After about 10 months of radiation and chemotherapy, her doctors in Red Deer and Edmonton recommended she go to the U.S. because there was nothing more that could be done in Canada.

Even though she succumbed to the disease a year later at age 64, she was able to remain active in the community and started a cancer support group that still runs today.

The committee denied her claim twice saying other treatment was available in Canada and that the surgery “wasn’t supported in general” by the Canadian Association of Thoracic Surgeons.
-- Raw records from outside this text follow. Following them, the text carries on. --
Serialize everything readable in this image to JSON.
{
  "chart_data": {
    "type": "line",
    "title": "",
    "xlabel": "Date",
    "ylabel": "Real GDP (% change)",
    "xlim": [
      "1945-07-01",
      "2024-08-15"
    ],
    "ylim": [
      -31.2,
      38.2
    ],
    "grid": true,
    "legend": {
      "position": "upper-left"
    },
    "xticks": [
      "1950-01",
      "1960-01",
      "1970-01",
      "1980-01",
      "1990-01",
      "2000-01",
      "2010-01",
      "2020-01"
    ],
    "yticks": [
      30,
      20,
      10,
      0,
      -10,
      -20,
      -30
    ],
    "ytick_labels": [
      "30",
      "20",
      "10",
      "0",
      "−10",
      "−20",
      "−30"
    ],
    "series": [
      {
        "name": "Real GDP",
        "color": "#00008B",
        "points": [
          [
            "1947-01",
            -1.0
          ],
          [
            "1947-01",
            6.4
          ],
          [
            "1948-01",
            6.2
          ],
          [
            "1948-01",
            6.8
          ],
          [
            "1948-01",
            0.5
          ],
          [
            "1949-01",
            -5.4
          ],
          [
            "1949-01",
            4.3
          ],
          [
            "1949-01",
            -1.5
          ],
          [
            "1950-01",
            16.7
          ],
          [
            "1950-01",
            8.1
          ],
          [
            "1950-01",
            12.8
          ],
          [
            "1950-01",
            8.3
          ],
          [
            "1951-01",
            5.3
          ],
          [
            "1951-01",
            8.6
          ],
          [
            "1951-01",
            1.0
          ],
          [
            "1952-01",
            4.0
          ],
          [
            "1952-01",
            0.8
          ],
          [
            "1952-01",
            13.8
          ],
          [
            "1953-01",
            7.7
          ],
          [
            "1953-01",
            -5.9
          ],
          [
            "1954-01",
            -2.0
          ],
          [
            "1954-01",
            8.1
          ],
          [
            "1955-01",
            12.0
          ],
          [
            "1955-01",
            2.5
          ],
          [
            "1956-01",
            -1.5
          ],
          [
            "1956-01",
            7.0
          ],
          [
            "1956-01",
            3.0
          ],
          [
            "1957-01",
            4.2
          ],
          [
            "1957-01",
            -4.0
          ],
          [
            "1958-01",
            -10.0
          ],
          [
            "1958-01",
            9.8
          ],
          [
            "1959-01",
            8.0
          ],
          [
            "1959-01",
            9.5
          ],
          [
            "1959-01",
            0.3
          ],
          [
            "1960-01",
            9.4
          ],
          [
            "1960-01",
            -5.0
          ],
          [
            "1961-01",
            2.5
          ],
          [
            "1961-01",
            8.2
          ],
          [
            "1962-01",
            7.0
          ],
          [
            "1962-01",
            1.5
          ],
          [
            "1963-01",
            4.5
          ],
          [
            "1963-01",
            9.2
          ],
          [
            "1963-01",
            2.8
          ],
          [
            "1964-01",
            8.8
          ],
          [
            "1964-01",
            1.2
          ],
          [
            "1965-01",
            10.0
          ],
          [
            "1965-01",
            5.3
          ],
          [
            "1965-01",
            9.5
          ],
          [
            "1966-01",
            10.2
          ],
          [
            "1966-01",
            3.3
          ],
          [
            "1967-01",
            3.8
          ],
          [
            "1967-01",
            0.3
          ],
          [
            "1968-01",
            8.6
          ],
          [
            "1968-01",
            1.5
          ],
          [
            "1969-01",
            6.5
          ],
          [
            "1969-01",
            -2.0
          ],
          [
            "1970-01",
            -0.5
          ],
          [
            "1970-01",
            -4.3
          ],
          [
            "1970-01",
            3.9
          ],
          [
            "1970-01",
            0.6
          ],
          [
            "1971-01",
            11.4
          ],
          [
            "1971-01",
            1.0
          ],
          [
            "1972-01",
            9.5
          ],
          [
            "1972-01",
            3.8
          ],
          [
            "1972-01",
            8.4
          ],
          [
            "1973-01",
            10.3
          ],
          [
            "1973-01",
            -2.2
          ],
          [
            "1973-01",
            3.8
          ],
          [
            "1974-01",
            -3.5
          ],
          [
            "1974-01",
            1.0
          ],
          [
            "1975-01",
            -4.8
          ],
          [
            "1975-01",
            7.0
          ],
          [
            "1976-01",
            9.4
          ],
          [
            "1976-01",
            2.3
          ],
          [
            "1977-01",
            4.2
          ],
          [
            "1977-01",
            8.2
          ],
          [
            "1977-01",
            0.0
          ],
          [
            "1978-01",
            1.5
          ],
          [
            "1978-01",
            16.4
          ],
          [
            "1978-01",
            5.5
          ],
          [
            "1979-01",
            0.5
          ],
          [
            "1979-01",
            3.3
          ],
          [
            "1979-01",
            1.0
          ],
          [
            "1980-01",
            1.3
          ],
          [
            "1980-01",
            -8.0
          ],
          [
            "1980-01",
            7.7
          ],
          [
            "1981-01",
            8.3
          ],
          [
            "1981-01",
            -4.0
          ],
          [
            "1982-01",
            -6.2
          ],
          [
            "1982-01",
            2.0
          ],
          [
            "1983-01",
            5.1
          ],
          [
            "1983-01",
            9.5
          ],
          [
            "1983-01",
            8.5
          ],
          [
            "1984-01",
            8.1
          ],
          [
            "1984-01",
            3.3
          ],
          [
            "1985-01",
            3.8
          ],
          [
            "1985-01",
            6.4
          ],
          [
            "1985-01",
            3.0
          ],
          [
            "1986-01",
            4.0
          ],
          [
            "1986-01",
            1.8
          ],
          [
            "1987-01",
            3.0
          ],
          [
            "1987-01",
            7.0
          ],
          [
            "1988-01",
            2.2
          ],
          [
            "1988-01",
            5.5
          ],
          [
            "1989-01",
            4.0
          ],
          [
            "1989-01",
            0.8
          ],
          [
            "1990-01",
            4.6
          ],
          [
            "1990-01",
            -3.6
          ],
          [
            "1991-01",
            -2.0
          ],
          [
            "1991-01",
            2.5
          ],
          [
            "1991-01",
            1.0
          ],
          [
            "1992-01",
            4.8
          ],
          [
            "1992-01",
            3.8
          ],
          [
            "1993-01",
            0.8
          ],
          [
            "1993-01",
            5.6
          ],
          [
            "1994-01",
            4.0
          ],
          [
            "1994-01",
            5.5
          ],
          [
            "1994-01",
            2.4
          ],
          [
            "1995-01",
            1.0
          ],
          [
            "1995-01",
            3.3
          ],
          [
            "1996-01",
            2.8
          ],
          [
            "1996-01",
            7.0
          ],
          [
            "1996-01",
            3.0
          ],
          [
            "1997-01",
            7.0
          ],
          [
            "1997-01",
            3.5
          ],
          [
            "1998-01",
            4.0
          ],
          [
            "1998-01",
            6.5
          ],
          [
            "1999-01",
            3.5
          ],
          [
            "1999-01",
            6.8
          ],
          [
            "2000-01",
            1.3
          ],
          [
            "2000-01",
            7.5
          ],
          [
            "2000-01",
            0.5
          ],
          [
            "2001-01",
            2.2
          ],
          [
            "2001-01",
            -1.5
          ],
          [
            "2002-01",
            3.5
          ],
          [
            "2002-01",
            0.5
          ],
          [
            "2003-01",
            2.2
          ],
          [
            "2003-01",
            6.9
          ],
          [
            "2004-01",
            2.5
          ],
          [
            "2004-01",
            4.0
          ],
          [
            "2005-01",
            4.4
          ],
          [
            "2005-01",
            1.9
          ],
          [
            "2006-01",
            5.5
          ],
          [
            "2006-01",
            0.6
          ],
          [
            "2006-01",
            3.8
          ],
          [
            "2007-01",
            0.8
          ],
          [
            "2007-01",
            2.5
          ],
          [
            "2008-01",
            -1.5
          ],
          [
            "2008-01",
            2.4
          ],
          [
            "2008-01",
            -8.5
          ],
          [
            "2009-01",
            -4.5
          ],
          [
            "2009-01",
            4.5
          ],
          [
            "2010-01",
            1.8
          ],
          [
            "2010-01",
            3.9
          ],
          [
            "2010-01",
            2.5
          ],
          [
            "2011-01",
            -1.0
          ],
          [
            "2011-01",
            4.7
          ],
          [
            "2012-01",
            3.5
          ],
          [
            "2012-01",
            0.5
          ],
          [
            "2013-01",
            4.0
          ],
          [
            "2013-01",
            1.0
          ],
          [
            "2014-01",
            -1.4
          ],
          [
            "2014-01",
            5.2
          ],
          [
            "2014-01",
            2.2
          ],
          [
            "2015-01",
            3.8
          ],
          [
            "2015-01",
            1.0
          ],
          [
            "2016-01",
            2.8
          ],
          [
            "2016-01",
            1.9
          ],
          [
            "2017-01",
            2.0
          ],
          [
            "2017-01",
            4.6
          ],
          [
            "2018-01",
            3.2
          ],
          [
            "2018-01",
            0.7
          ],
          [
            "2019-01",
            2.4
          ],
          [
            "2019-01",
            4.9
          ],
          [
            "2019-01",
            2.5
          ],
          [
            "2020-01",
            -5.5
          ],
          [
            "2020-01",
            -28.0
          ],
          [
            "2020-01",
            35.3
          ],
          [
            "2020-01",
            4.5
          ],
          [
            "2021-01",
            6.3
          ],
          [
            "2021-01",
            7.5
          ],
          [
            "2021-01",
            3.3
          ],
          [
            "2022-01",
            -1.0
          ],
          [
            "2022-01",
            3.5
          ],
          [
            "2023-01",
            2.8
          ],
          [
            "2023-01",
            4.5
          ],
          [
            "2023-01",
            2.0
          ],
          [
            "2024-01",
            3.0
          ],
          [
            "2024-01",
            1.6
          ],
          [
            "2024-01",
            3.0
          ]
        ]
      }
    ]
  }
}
Meanwhile, all three of her doctors, including the surgeon at the Mayo Clinic, were members of the thoracic association.

Like Raho, the committee would not say what treatment was available.

Her appeal was also denied.

Button’s report is based on an investigation announced in December after applicants were denied funding by the committee or panel without a clear explanation as to what evidence was considered and what criteria were used.

In many cases, the committee and panel determined services were available within Canada, but did not explain how they reached that conclusion, including what is considered a reasonable wait time for health services in question.

Button’s recommendations include giving applicants complete disclosure of the decision, and that physicians and dentists should complete and submit applications for funding on behalf of Albertans, with supporting documentation from specialists.

Button said physicians and dentists are best positioned to gather and present information on the availability of treatment and wait times.

The Ombudsman has asked that both Minister of Health Ron Liepert and the appeal panel respond to his recommendations by July 10.

Members of the Out-of-Country Health Services Committee and its appeal panel are appointed by Alberta Health and Wellness, but decisions are made independently of the minister of health.